The GAE service account also has the ability to log into Gerrit using a dedicated gmail.com account. The GCE service account doesn't.
Overall, no account in this project has any interesting privilege:
This CI deals only with functional and performance testing and doesn't deal with any sort of continuous deployment.
Presubmit jobs are only triggered if at least one of the following is true:
Sandboxes are not too hard to escape (Docker is the only boundary) and can pollute each other via the shared ccache.
As such neither pre-submit nor post-submit build artifacts are considered trusted. They are only used for establishing functional correctness and performance regression testing.

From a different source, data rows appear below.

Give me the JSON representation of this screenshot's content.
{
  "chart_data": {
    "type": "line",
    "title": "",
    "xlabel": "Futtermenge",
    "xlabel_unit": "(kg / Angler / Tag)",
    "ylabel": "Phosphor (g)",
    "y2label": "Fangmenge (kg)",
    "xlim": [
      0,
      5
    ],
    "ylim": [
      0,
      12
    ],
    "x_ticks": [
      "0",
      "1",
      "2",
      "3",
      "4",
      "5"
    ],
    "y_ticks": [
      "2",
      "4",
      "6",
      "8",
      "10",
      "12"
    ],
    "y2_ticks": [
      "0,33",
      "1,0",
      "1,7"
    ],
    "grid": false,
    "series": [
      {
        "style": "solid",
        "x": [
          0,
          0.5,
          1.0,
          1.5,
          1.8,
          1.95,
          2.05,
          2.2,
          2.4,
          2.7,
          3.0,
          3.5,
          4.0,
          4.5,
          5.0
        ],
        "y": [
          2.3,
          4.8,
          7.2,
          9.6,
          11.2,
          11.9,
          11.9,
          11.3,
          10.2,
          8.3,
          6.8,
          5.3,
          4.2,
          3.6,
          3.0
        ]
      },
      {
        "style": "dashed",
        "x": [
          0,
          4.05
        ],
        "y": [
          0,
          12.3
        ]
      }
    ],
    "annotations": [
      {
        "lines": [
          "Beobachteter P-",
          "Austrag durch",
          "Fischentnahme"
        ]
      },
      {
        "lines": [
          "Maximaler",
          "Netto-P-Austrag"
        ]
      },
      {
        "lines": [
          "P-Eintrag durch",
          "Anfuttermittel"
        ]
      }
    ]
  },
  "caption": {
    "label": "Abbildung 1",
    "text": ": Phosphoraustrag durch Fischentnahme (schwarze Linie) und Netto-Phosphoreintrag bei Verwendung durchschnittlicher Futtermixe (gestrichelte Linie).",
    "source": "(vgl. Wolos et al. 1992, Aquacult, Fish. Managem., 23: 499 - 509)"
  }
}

Binaries built by the CI are not ran on any other machines outside of the CI project. They are deliberately not downloadable.
The only build artifacts that are retained (for up to 30 days) and uploaded to the GCS bucket are the UI artifacts. This is for the only sake of getting visual previews of the HTML changes.
UI artifacts are served from a different origin (the GCS per-bucket API) than the production UI.